As one can see, it’s definitely a lot to take in, but the use of the legend definitely made this dataset a little more easy to understand. Furthermore, the estimates of pay constitute as records within this dataset; data has been arranged and categorized accordingly, such as the payment that applies to pilots, but taken farther by description such as “chief port pilots” and just “port pilots.” Interestingly, chief port pilots make the most pay out of all government jobs; their base pay alone is about $277,000! Another reason why this is a record is that the data set is supposedly counting yearly payment, so information had been researched and noted over a course of time; in this case, from the years of 2011 to 2014.

The dataset’s ontology is similar to what Wallack and Srinivasan described as “a descriptive and classifying system” which negotiate the limitations of two or more groups.  The dataset is certainly structured in a sense that allows for any sort of information to be arranged so that it is more user-friendly.
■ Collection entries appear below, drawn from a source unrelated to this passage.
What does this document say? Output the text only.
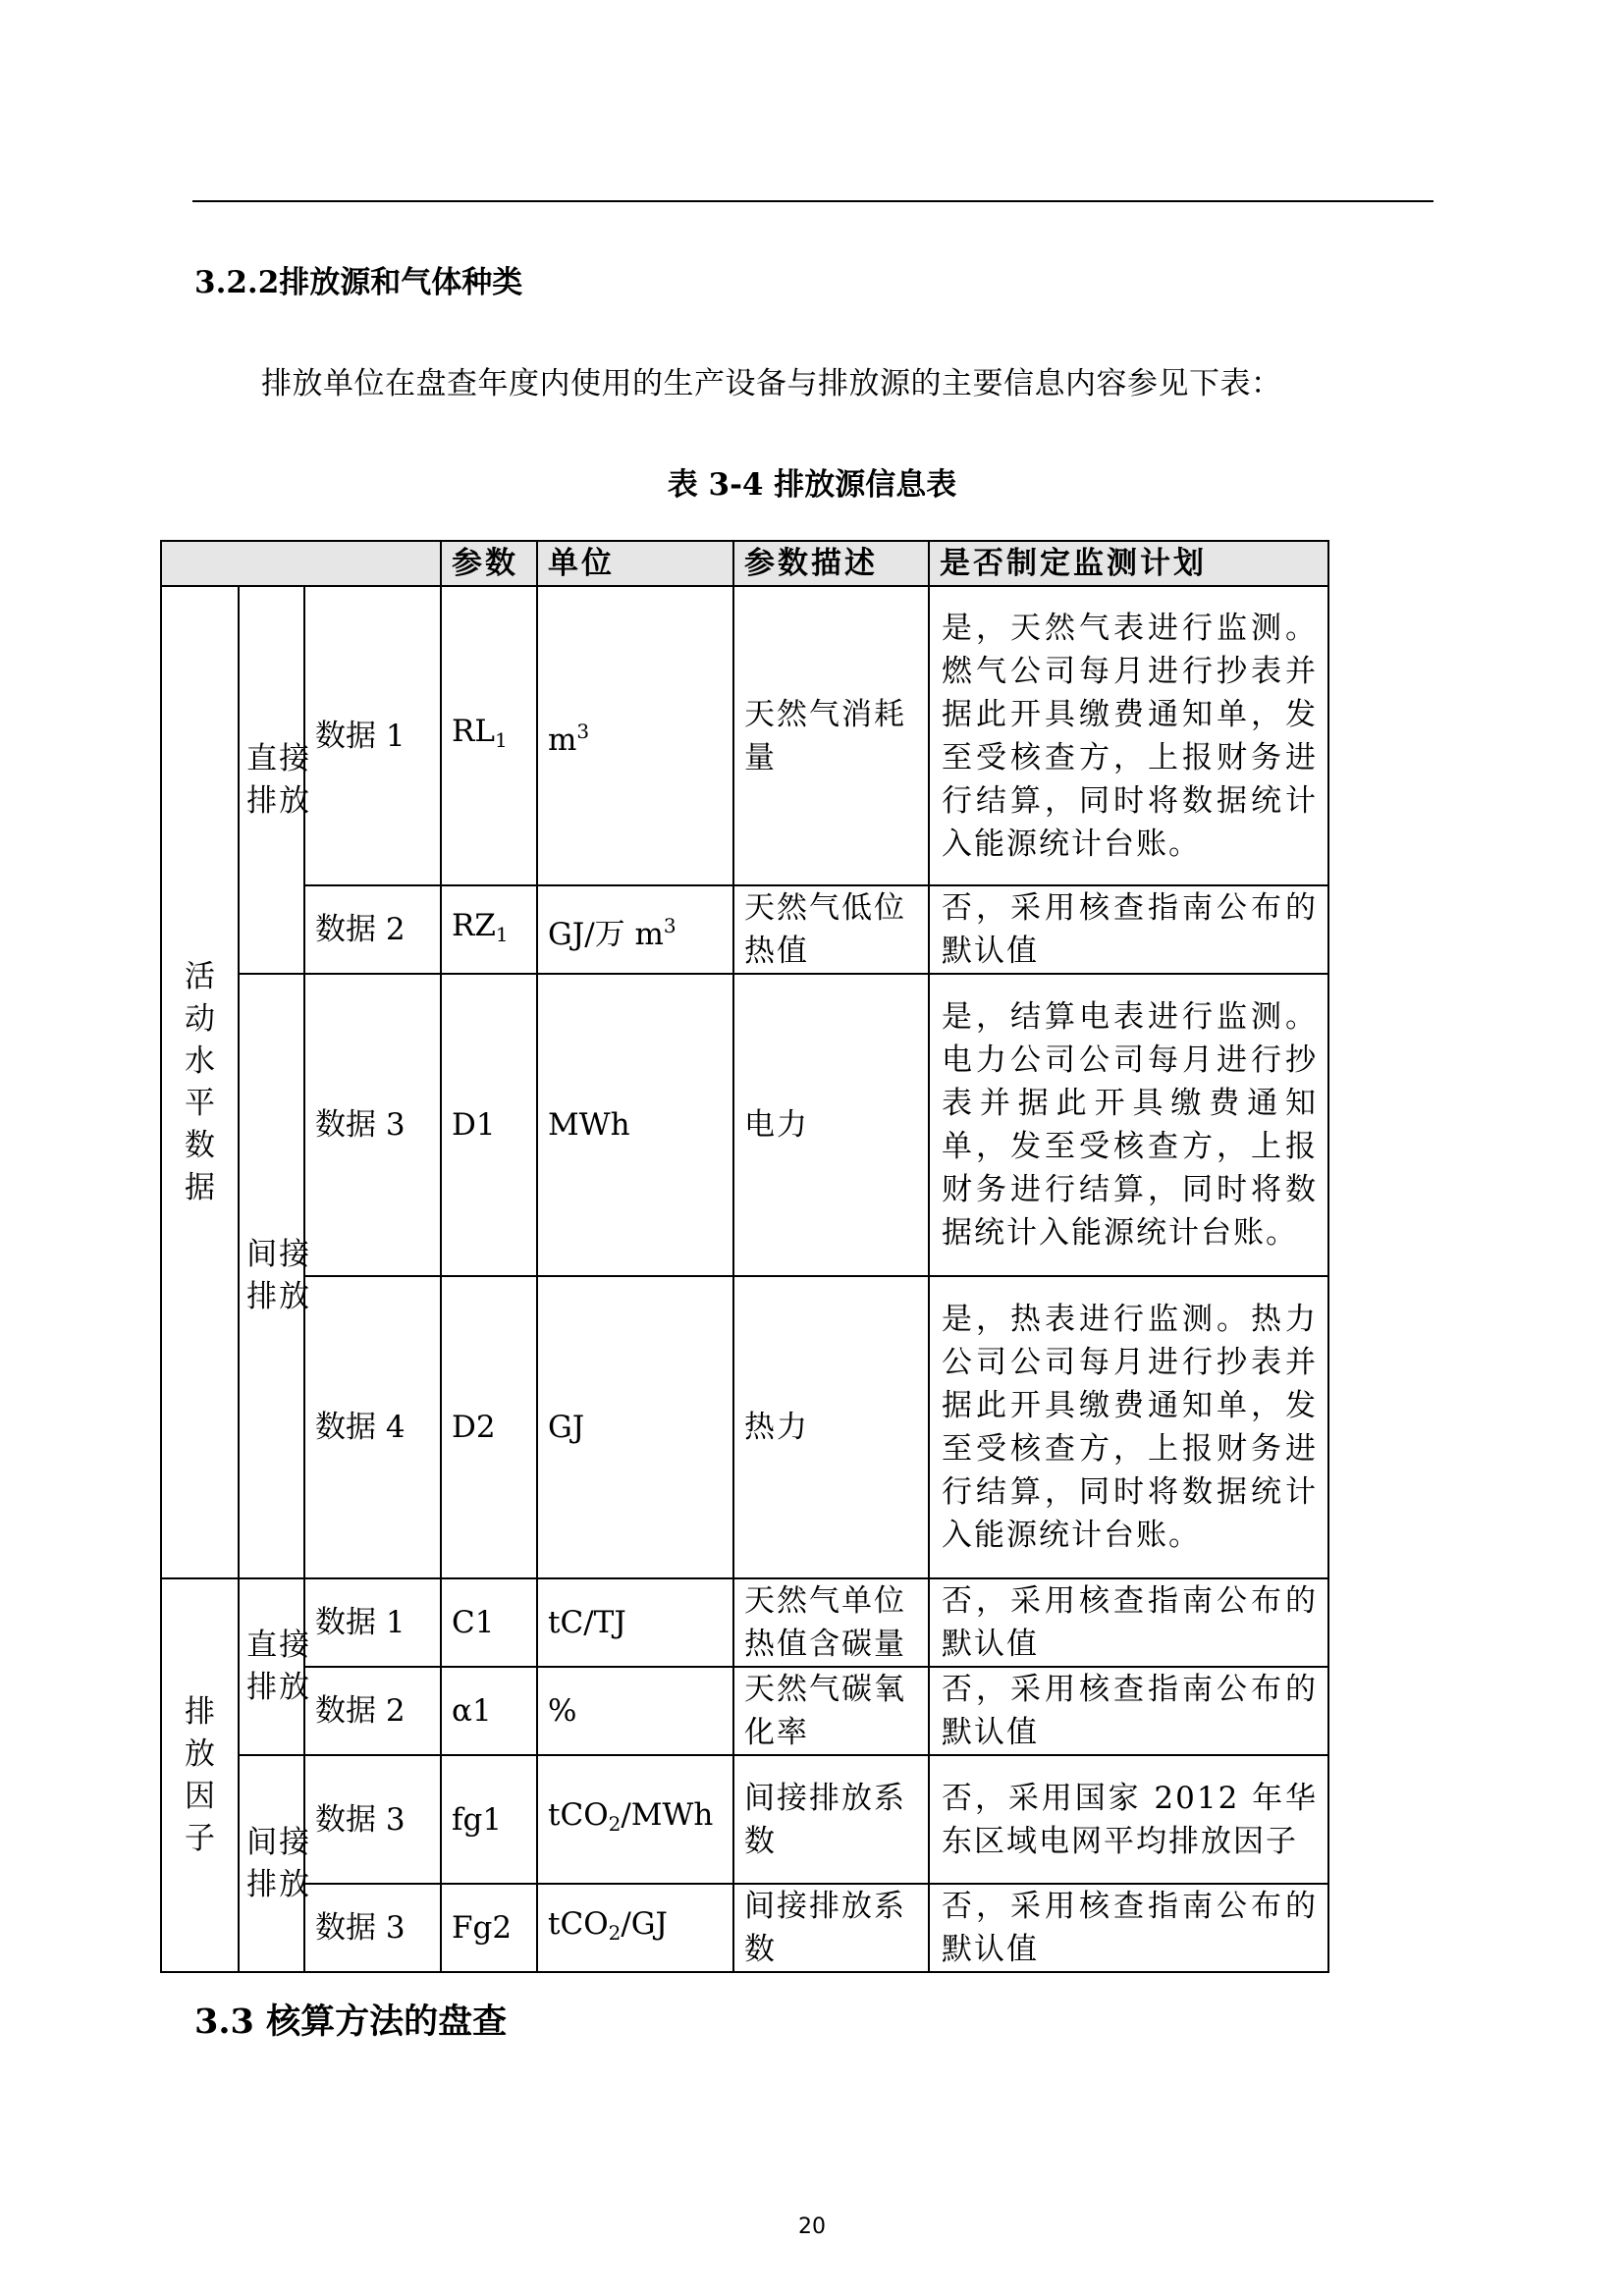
3.2.2排放源和气体种类
排放单位在盘查年度内使用的生产设备与排放源的主要信息内容参见下表：
表 3-4 排放源信息表
			参数	单位	参数描述	是否制定监测计划

活动水平数据	直接排放	数据 1	$RL_1$	$m^3$	天然气消耗量	是，天然气表进行监测。燃气公司每月进行抄表并据此开具缴费通知单，发至受核查方，上报财务进行结算，同时将数据统计入能源统计台账。
		数据 2	$RZ_1$	GJ/万 $m^3$	天然气低位热值	否，采用核查指南公布的默认值

	间接排放	数据 3	D1	MWh	电力	是，结算电表进行监测。电力公司公司每月进行抄表并据此开具缴费通知单，发至受核查方，上报财务进行结算，同时将数据统计入能源统计台账。
		数据 4	D2	GJ	热力	是，热表进行监测。热力公司公司每月进行抄表并据此开具缴费通知单，发至受核查方，上报财务进行结算，同时将数据统计入能源统计台账。

排放因子	直接排放	数据 1	C1	tC/TJ	天然气单位热值含碳量	否，采用核查指南公布的默认值
		数据 2	α1	%	天然气碳氧化率	否，采用核查指南公布的默认值

	间接排放	数据 3	fg1	tCO$_2$/MWh	间接排放系数	否，采用国家 2012 年华东区域电网平均排放因子
		数据 3	Fg2	tCO$_2$/GJ	间接排放系数	否，采用核查指南公布的默认值
3.3 核算方法的盘查
20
The application of a bar chart only highlights the link between each group, such as the types of pay, with the type of job, falling under a total pay amount for the year.  I would say that many people would find this data most useful; however, this will absolutely come in handy for those trying to research the city’s top earners and why. Why is it that the top earner is a chief port pilot versus a firefighter? Could it be the different training needed, or employment rates for each job? Such questions like these can be something one may ask when looking for answers using this dataset. It also tells the phenomena of how a job market in a specific area is subject to change over the years. Looking at this dataset, one can tell the demand for a category from another just by pay alone.

What gets left out, however, are additional information that may be even more useful such as how the pay is for part time, or the amount of people they surveyed for one category. Why certain jobs are paid more in bonuses or base pay is also up for question.

If i was starting over with data-collection, I would want to do somewhat of the same ontology that this set has used; charts are just so great in how it visualizes data and maintains organization of it! But I will say that if I were someone else, I would probably look for another way to display the dataset, like a map of where different workers are located that might explain a difference in types of pay, or a little description beside each job that explains what they do. In general, however, the Top Earners dataset on the LA Controller’s Office site is well put together and thought out, and it’s nice to see that a set like this is available for public use.